The first time around, I’d made a mistake; I’d tried to fill my idle hands, gingerly cradling a wrapper and stuffing it with yak. It had gone poorly.

My crimping had been the true catastrophe. I had laughed to shield my embarrassment, proudly holding my uncooked misfit dumpling in one palm, while Liss giggled and Ama laughed too, Ama giving me a positive thumbs up as I carefully placed it on the perforated metal tray. It had managed – barely – to keep closed during the steaming process, hidden among the other dumplings like a black sheep among the herd. Wait- not a black sheep, no. An identically colored sheep with unfortunately misshapen wool was a more apt description.

The second time around, I was more willing to avoid ostentatious mistakes and keep to what I was good at. Namely, singing songs and talking at Ama to boost morale.

And this time around, we hadn’t needed to ask to help. Ama had gestured us over, pointing at the wooden cutting board, the steaming basket, and the dough in obvious pantomime. Melissa and I – pleasantly surprised – stood, put down our books, and rolled up our sleeves to help.

Our situation – helping Ama make dumplings on the Tibetan Plateau – seemed vastly more personal than it felt technical. Our skills were limited, but our will to succeed and desire to help overcame our inexperience, shining through in our song, our talk, and our hands washed in freezing cold water.

When we ate, that first and uncertain time, Ama’s first move was to reach into the basket with smiling deliberacy. When she pulled out that misshapen, ugly dumpling, I grimaced and shook my head, pleading with her halfheartedly in English to ignore it and eat a prettier, better dumpling. The ingredients were the same, I knew, but its appearance was… bad.

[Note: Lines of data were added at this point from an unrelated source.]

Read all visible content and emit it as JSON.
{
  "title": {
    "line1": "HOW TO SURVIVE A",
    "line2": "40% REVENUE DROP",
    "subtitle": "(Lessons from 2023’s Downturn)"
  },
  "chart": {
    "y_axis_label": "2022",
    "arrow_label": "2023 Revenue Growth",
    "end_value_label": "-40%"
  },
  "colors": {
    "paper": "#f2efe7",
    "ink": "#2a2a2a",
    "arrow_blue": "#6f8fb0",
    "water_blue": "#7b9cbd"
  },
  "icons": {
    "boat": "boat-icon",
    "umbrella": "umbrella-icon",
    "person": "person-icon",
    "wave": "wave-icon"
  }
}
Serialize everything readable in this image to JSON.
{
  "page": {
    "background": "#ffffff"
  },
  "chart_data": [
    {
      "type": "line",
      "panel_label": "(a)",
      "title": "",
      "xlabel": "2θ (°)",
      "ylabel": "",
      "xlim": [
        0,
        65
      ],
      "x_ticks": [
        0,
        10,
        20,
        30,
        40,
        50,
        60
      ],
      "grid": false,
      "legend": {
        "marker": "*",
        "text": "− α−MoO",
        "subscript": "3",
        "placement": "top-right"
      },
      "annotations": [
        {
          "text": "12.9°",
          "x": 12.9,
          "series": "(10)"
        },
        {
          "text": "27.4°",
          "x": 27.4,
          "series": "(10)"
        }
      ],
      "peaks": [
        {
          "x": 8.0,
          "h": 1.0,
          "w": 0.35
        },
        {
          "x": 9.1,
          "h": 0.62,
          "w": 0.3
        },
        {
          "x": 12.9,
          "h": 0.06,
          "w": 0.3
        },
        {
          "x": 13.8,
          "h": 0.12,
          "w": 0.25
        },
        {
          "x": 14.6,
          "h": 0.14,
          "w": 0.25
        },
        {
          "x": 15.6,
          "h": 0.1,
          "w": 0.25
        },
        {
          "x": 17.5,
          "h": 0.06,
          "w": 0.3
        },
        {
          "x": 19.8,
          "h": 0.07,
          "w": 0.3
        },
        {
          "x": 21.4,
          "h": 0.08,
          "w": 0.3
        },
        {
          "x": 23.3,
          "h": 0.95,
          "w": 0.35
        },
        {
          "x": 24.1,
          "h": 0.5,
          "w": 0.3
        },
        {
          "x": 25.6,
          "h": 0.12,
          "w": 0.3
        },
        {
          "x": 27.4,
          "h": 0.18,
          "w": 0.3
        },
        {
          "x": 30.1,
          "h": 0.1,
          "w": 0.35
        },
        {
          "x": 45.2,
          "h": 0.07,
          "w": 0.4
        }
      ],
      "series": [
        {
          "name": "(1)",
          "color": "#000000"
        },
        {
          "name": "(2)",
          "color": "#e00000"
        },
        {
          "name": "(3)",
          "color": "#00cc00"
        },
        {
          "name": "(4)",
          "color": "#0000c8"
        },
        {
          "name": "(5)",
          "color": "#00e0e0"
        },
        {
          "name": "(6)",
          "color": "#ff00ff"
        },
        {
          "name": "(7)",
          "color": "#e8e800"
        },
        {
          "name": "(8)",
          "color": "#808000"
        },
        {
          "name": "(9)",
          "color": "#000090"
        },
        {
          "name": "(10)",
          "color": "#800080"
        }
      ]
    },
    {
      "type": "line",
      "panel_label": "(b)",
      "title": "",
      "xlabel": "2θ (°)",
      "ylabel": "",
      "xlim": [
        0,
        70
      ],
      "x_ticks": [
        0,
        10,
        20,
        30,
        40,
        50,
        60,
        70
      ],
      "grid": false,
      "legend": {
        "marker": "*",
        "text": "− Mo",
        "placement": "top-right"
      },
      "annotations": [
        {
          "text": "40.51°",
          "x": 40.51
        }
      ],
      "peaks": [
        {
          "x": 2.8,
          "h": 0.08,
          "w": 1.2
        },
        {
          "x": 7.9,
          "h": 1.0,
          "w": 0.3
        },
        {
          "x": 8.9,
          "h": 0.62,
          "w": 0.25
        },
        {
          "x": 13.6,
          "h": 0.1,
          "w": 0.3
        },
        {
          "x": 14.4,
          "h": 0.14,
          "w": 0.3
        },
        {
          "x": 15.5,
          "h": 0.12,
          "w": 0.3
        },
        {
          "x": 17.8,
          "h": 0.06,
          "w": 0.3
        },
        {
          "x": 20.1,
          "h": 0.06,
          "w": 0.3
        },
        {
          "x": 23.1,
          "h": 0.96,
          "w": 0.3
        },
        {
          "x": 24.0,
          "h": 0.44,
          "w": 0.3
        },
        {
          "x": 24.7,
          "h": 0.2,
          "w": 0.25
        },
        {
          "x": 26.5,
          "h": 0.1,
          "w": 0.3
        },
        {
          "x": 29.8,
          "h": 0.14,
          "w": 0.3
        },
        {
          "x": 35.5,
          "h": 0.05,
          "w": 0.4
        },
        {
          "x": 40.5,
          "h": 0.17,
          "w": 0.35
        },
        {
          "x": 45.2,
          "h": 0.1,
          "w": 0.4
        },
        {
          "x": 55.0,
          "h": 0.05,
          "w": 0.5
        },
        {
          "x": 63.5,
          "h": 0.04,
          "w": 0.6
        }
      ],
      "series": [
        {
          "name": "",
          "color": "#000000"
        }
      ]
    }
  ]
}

She ignored me and bit into it without hesitation, chewing thoughtfully from her seat next to the stove. I held my breath.

“Shum ge,” she said, smiling as she chewed. In her hand, my single dumpling was held; a single bite taken out of it, desired. Wanted.

Delicious, she’d said.

“Gwa deng chie,” I said, grinning. Thank you.

In the end, an ugly dumpling doesn’t need to grow up into a beautiful dumpling to be wanted. Sometimes, and ugly dumpling is just a dumpling, flaws and all, made all the more wonderful by its ugliness and imperfections. My inexperienced hands made something special; and Ama made the choice to seek that ugly dumpling out, to eat it first and smile and tell me “shum ge.”

All I could say, in the end, was thank you.